PARTNERSHIP | TMA x TSF

On October 11, 2018, The Sumaira Foundation for NMO (TSF) announced its partnership with the Transverse Myelitis Association (TMA). Both organizations specialize in raising awareness for rare neuro-immune disorders while supporting patients and their caregivers. The spectrum of diseases include but are not limited to neuromyelitis optica (NMO), transverse myelitis (™), optic neuritis (ON), myelin oligodendrocyte glycoprotein (MOG), and chronic relapsing inflammatory optic neuritis (CRION).

The TMA was founded in the state of Washington in 1994 by a community of individuals affected by these diagnoses. It became a 501(c)3 organization in December of 1996. TSF was founded in Massachusetts in 2014 by Sumaira Ahmed, two months after being diagnosed with sero-negative neuromyelitis optica.

With regards to the new relationship, Sumaira says,

“I am hopeful that joining forces with such a prestigious, organized, well-established, and mission-aligned organization like TMA  will only fortify our respective efforts, increase the NMOSD footprint, and accelerate progress made towards raising awareness and finding a cure.”

TMA’s Executive Director, Chitra Krishnan states,
“We are excited to partner with The Sumaira Foundation and look forward to working together to raise awareness, increase knowledge, and advance research in rare neuro-immune disorders. It has been wonderful getting to know Sumaira and her compelling passion and determination.”
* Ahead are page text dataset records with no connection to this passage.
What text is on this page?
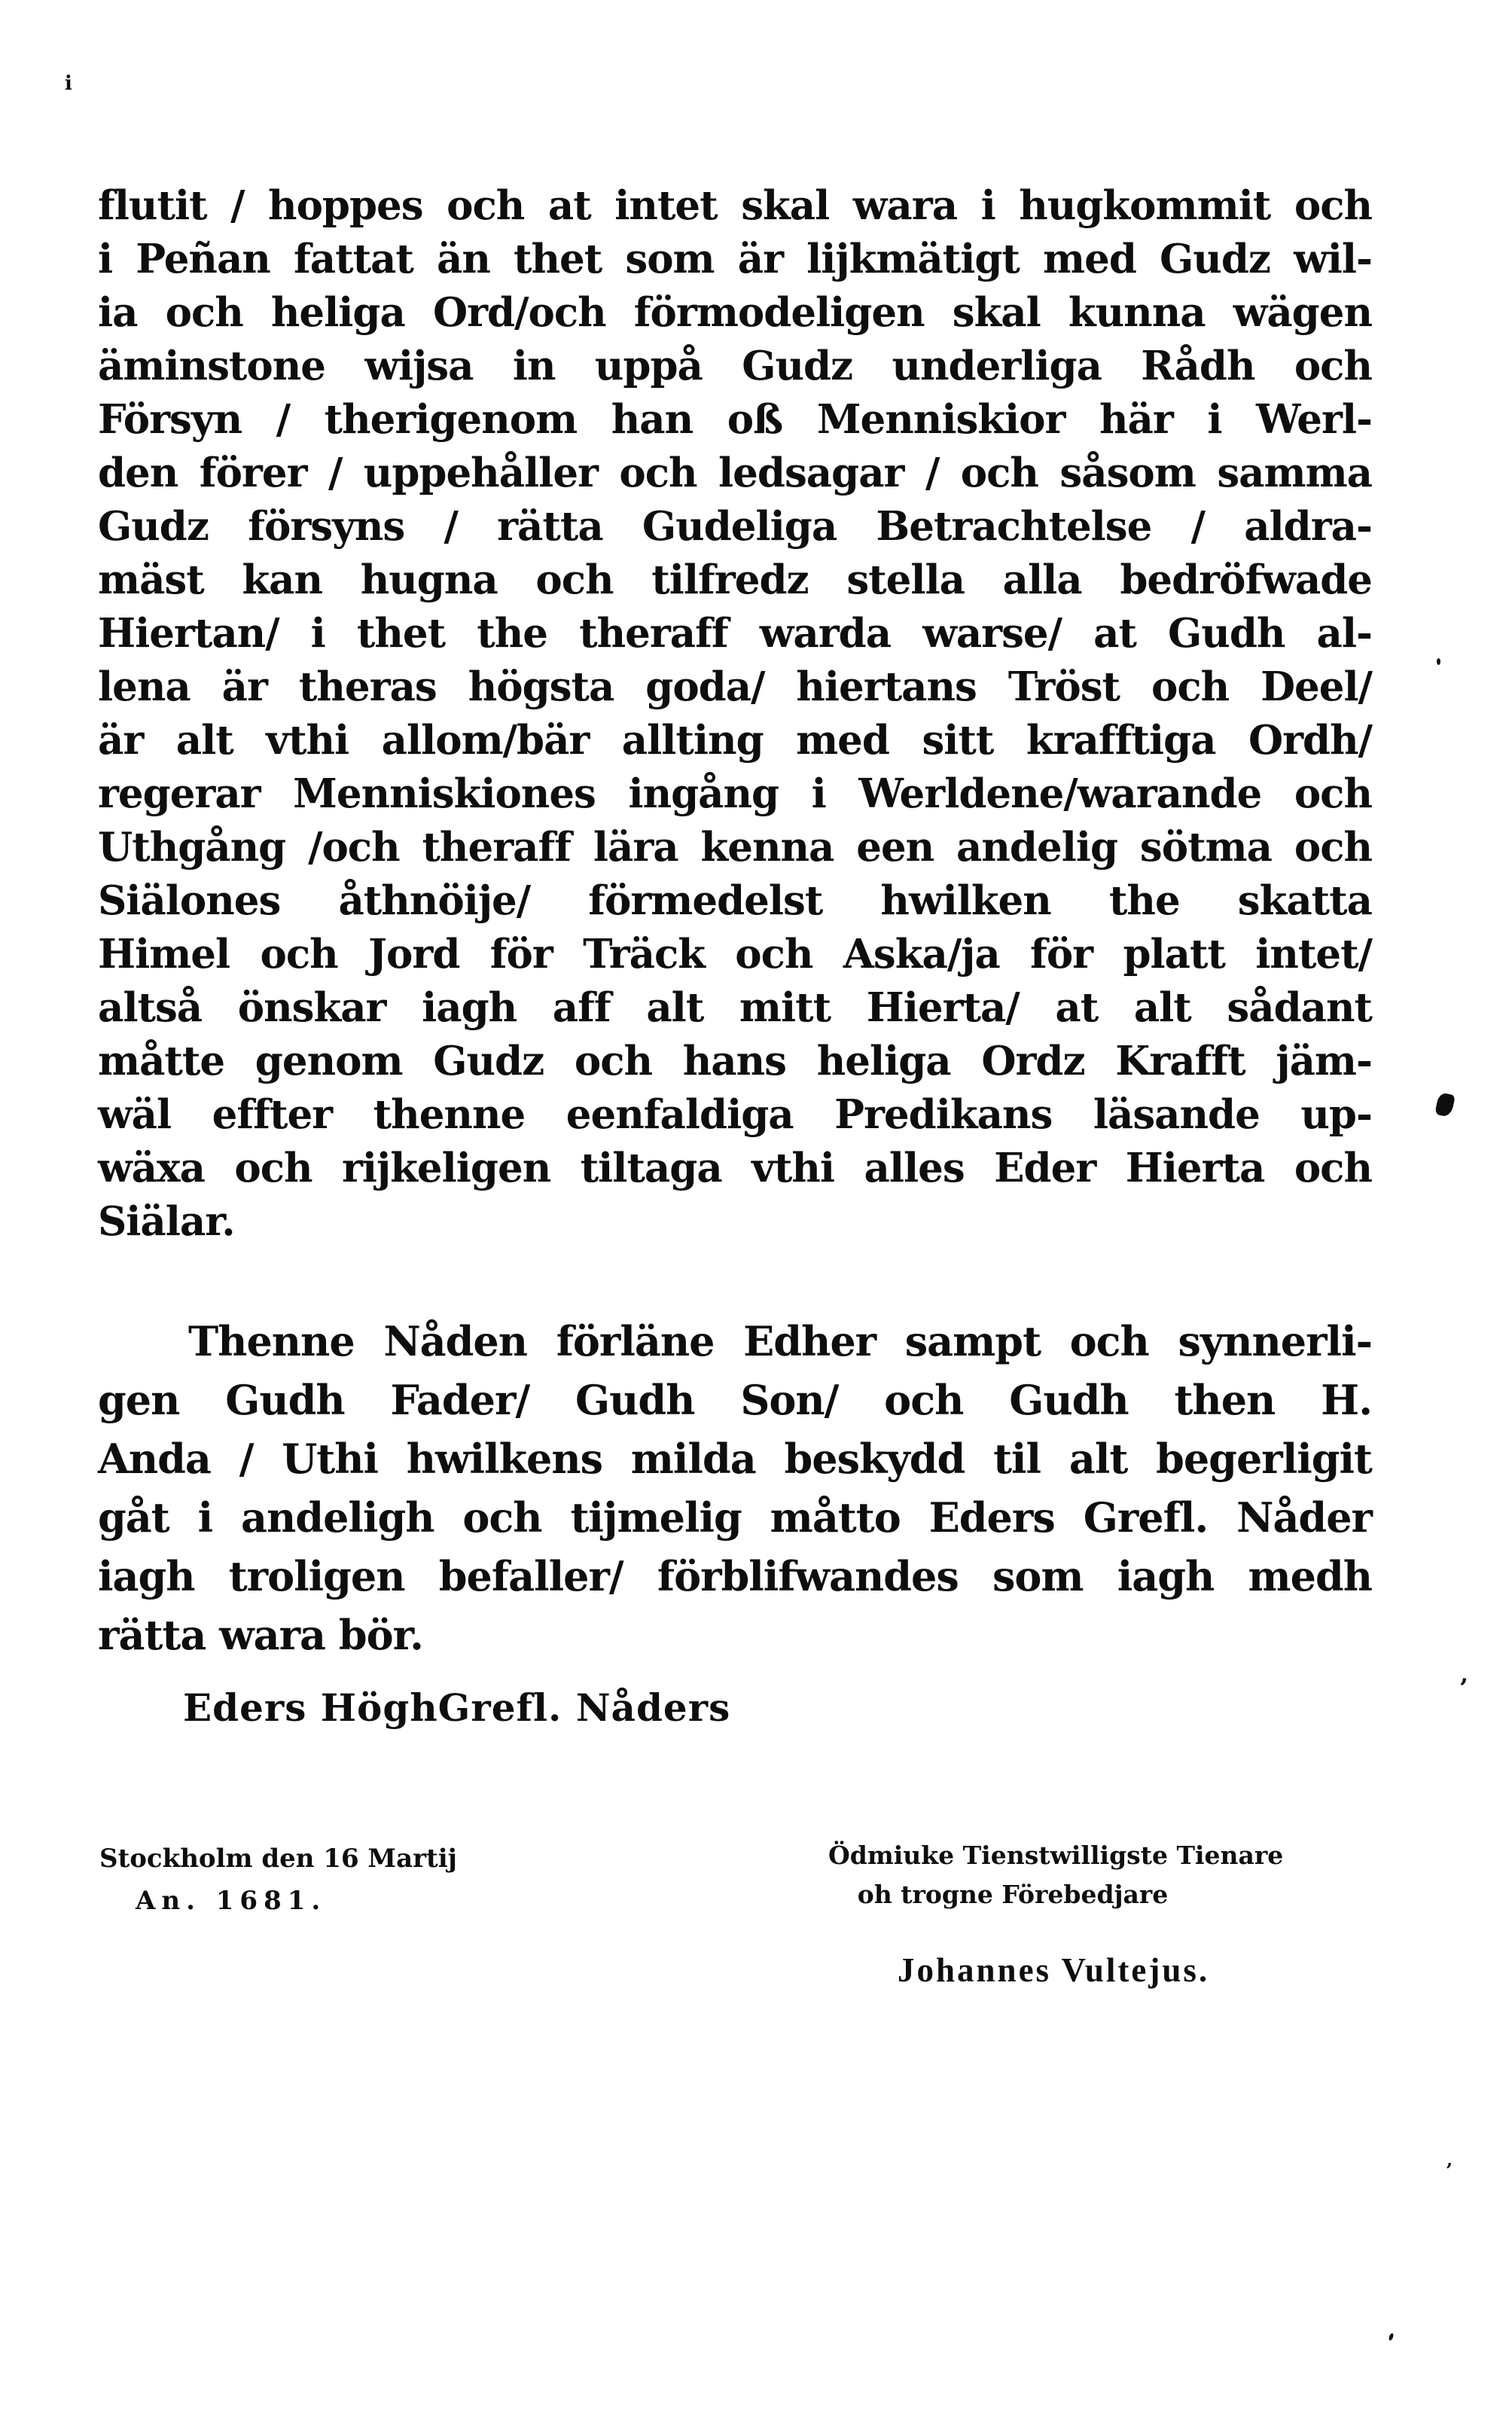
flutit / hoppes och at intet skal wara i hugkommit och
i Peñan fattat än thet som är lijkmätigt med Gudz wil-
ia och heliga Ord/och förmodeligen skal kunna wägen
äminstone wijsa in uppå Gudz underliga Rådh och
Försyn / therigenom han oß Menniskior här i Werl-
den förer / uppehåller och ledsagar / och såsom samma
Gudz försyns / rätta Gudeliga Betrachtelse / aldra-
mäst kan hugna och tilfredz stella alla bedröfwade
Hiertan/ i thet the theraff warda warse/ at Gudh al-
lena är theras högsta goda/ hiertans Tröst och Deel/
är alt vthi allom/bär allting med sitt krafftiga Ordh/
regerar Menniskiones ingång i Werldene/warande och
Uthgång /och theraff lära kenna een andelig sötma och
Siälones åthnöije/ förmedelst hwilken the skatta
Himel och Jord för Träck och Aska/ja för platt intet/
altså önskar iagh aff alt mitt Hierta/ at alt sådant
måtte genom Gudz och hans heliga Ordz Krafft jäm-
wäl effter thenne eenfaldiga Predikans läsande up-
wäxa och rijkeligen tiltaga vthi alles Eder Hierta och
Siälar.
Thenne Nåden förläne Edher sampt och synnerli-
gen Gudh Fader/ Gudh Son/ och Gudh then H.
Anda / Uthi hwilkens milda beskydd til alt begerligit
gåt i andeligh och tijmelig måtto Eders Grefl. Nåder
iagh troligen befaller/ förblifwandes som iagh medh
rätta wara bör.
Eders HöghGrefl. Nåders
Stockholm den 16 Martij
An. 1681.
Ödmiuke Tienstwilligste Tienare
oh trogne Förebedjare
Johannes Vultejus.
i
’
’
One of the programs initiated by the TMA that TSF is most excited to support is the patient registry. According to the TMA website, “the purpose of this registry is to help advance research about rare neuro-immune disorders…,collaborate with researchers from around the world and identify participants for clinical trials. The TMA registry has been designed to learn more about the natural history of rare neuro-immune disorders, treatments and outcomes using standardized tools.”

Both TSF and TMA look forward to working together to help raise awareness and share resources for these rare neuro-immune diseases.